This might be an alternative, can you give me a little more detail on 
how the best way to do this would be?

> You might be able to index the raw email messages faster than
> spidering the mail archive.

Unfortunately, I can't do this, due to production environment 
limitations.  Also, for the sake of protecting email addresses, it has 
to be done via http rather than directly from the file system.

> Since you are indexing a mail archive (where old messages don't
> change) then you should try building swish with the
> --enable-incremental option.  And then you can *add* files to the
> index as needed.  It still requires some of the normal processing (like
> presorting all the records) but should be faster that reindexing.

So, at this point I am going to move swish to a faster box with about 
double the RAM, and I will rebuild swish with that option.  Should I 
continue to use the database the way it is, or should I try the btree 
database back-end?  I have also been considering the mysql route.

> That help at all?

Yes, it helped immensely, along with the other responses I got from 
other list members.

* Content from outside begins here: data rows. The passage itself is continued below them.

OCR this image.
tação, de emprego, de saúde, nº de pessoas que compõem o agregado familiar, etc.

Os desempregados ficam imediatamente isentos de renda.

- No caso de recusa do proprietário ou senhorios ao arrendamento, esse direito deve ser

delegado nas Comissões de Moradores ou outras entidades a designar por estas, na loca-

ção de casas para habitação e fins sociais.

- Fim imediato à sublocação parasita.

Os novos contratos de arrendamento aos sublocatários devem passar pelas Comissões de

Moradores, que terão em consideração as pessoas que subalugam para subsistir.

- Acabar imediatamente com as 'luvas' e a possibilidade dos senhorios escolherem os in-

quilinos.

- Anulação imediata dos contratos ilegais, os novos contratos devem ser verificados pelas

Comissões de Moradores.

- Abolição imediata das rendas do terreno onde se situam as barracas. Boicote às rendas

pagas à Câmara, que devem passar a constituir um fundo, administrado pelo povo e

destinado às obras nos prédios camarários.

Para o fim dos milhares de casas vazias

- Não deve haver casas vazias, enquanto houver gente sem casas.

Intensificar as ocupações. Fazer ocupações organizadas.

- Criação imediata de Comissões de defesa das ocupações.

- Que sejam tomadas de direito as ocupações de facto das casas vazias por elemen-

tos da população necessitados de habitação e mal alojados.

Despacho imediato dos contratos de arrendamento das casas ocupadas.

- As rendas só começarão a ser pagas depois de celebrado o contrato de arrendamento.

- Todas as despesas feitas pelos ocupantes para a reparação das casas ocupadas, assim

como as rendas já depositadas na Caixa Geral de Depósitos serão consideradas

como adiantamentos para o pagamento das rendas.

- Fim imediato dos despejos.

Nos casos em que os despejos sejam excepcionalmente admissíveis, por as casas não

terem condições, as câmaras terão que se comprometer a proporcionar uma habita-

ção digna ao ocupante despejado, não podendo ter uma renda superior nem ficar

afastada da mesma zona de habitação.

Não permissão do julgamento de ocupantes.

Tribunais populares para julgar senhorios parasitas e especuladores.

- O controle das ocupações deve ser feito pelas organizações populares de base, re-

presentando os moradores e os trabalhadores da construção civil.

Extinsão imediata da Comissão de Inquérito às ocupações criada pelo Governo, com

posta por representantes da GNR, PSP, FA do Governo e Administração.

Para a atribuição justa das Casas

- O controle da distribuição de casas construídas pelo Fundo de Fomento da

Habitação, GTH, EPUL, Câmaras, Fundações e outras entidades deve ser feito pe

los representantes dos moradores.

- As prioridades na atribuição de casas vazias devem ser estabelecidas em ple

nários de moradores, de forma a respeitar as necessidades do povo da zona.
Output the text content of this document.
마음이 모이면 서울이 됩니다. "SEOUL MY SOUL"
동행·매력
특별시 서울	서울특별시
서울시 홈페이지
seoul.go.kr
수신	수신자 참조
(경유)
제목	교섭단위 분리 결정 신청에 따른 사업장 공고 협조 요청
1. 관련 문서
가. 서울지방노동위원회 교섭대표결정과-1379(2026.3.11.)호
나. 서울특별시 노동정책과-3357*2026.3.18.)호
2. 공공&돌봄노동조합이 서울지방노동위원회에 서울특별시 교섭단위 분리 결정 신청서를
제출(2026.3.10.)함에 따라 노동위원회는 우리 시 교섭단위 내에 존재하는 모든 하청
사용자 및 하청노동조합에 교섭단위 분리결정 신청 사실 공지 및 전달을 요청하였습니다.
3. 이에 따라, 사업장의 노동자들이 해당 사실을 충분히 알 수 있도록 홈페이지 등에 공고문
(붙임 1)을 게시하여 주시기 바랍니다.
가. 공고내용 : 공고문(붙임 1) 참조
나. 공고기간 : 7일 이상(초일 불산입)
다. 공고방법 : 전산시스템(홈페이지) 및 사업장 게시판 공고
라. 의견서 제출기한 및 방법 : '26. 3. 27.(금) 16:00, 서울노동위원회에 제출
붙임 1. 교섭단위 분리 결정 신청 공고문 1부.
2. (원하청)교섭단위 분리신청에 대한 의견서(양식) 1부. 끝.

I am guessing that the real issue is with the 
indexing via the spider, and not the database.  I will try it again 
with the incremental option built in, and see if I can get it indexed 
with a day or two.

Last but not least... the results of the indexer's first run:

475,944 unique words indexed.
5 properties sorted.
637,449 files indexed.  2,932,324,538 total bytes.  231,714,672 total 
words.
Elapsed time: 47:57:02 CPU time: 04:30:30
Indexing done!

Thanks again for all the input!

-=Aaron
Received on Thu Sep 30 11:17:44 2004